Hyunseong (Linus) Kim is currently a 5th year Ph.D. student in the Department of Physics, where he is advised by Professor Irfan Siddiqi. Linus received his B.S. in Physics from the California Institute of Technology (Caltech), where he worked on reducing dark counts in superconducting nanowire single photon detectors (SNSPDs) for quantum communication applications.
Linus’ doctoral research focuses on developing novel, protected superconducting qubits for fault-tolerant quantum computation. Suppressing the errors in qubits is critical towards achieving high-fidelity quantum operations. Encoding quantum information into a superconducting circuit with disjoint and delocalized eigenstates is a promising avenue for constructing a protected qubit.

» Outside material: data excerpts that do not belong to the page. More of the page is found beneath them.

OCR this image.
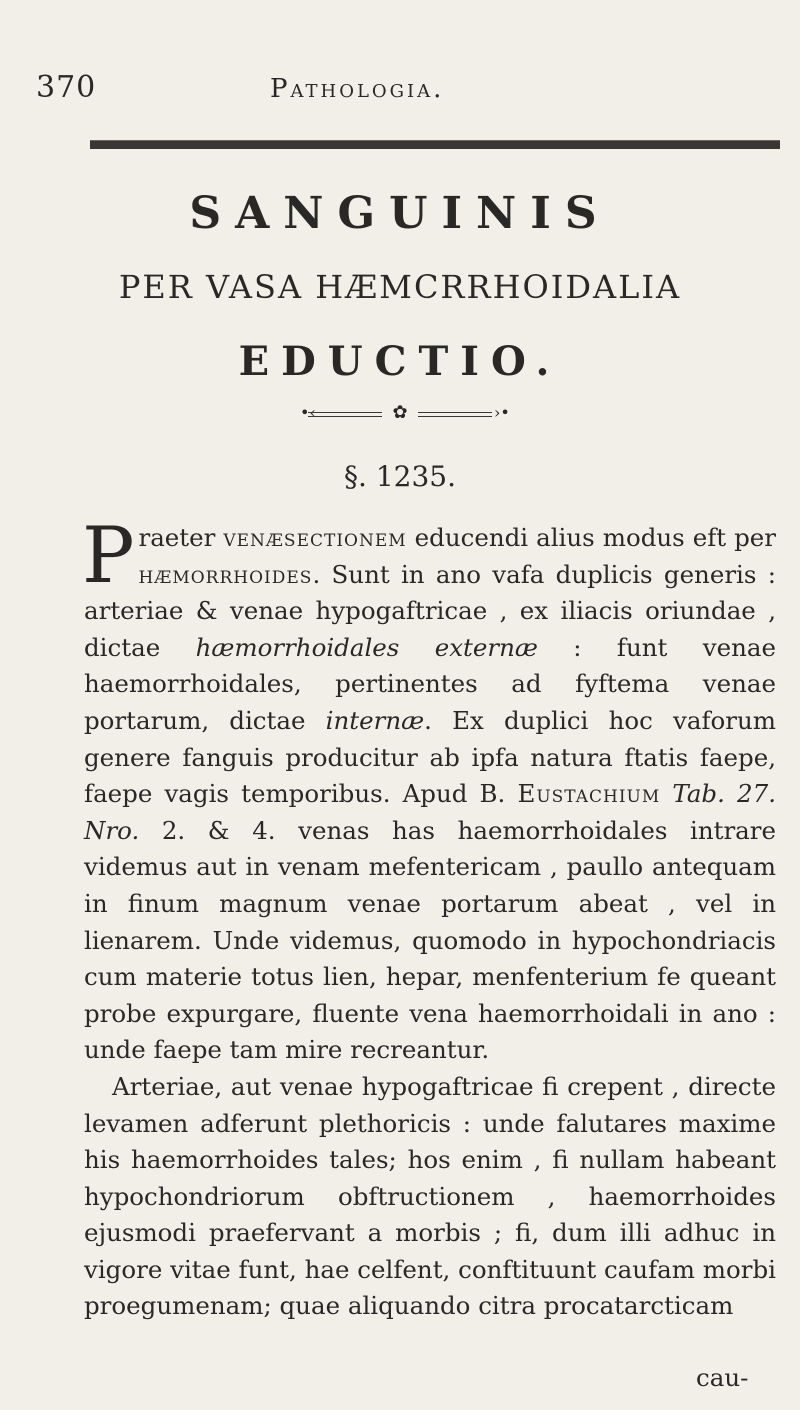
370	Pathologia.
SANGUINIS
PER VASA HÆMCRRHOIDALIA
EDUCTIO.
•‹	✿	›•
§. 1235.

Praeter venæsectionem educendi alius modus eft per hæmorrhoides. Sunt in ano vafa duplicis generis : arteriae & venae hypogaftricae , ex iliacis oriundae , dictae hæmorrhoidales externæ : funt venae haemorrhoidales, pertinentes ad fyftema venae portarum, dictae internæ. Ex duplici hoc vaforum genere fanguis producitur ab ipfa natura ftatis faepe, faepe vagis temporibus. Apud B. Eustachium Tab. 27. Nro. 2. & 4. venas has haemorrhoidales intrare videmus aut in venam mefentericam , paullo antequam in finum magnum venae portarum abeat , vel in lienarem. Unde videmus, quomodo in hypochondriacis cum materie totus lien, hepar, menfenterium fe queant probe expurgare, fluente vena haemorrhoidali in ano : unde faepe tam mire recreantur.

Arteriae, aut venae hypogaftricae fi crepent , directe levamen adferunt plethoricis : unde falutares maxime his haemorrhoides tales; hos enim , fi nullam habeant hypochondriorum obftructionem , haemorrhoides ejusmodi praefervant a morbis ; fi, dum illi adhuc in vigore vitae funt, hae celfent, conftituunt caufam morbi proegumenam; quae aliquando citra procatarcticam

cau-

As a Kavli ENSI fellow, Linus will work on realizing a superconducting qubit with grid-like eigenstates that is resilient against errors. This is inspired by the Gottesman-Kitaev-Preskill protocol, which encodes disjoint and delocalized grid states into a harmonic oscillator with tailored microwave drives. Alternatively, by combining two novel superconducting elements—a Cooper quartet tunneling (CQT) junction and a phase slip junction— the grid states can be hardware encoded into a circuit without microwave drives. Already, Linus has realized these components using Josephson junctions and superinductors. Furthermore, he has observed spectroscopic signatures of a grid-state qubit by constructing the proposed circuit. Now, he plans to develop the necessary control sequences to demonstrate error protection. This work will lower the overhead required for fault-tolerance and pave the way for real-world applications of quantum computers.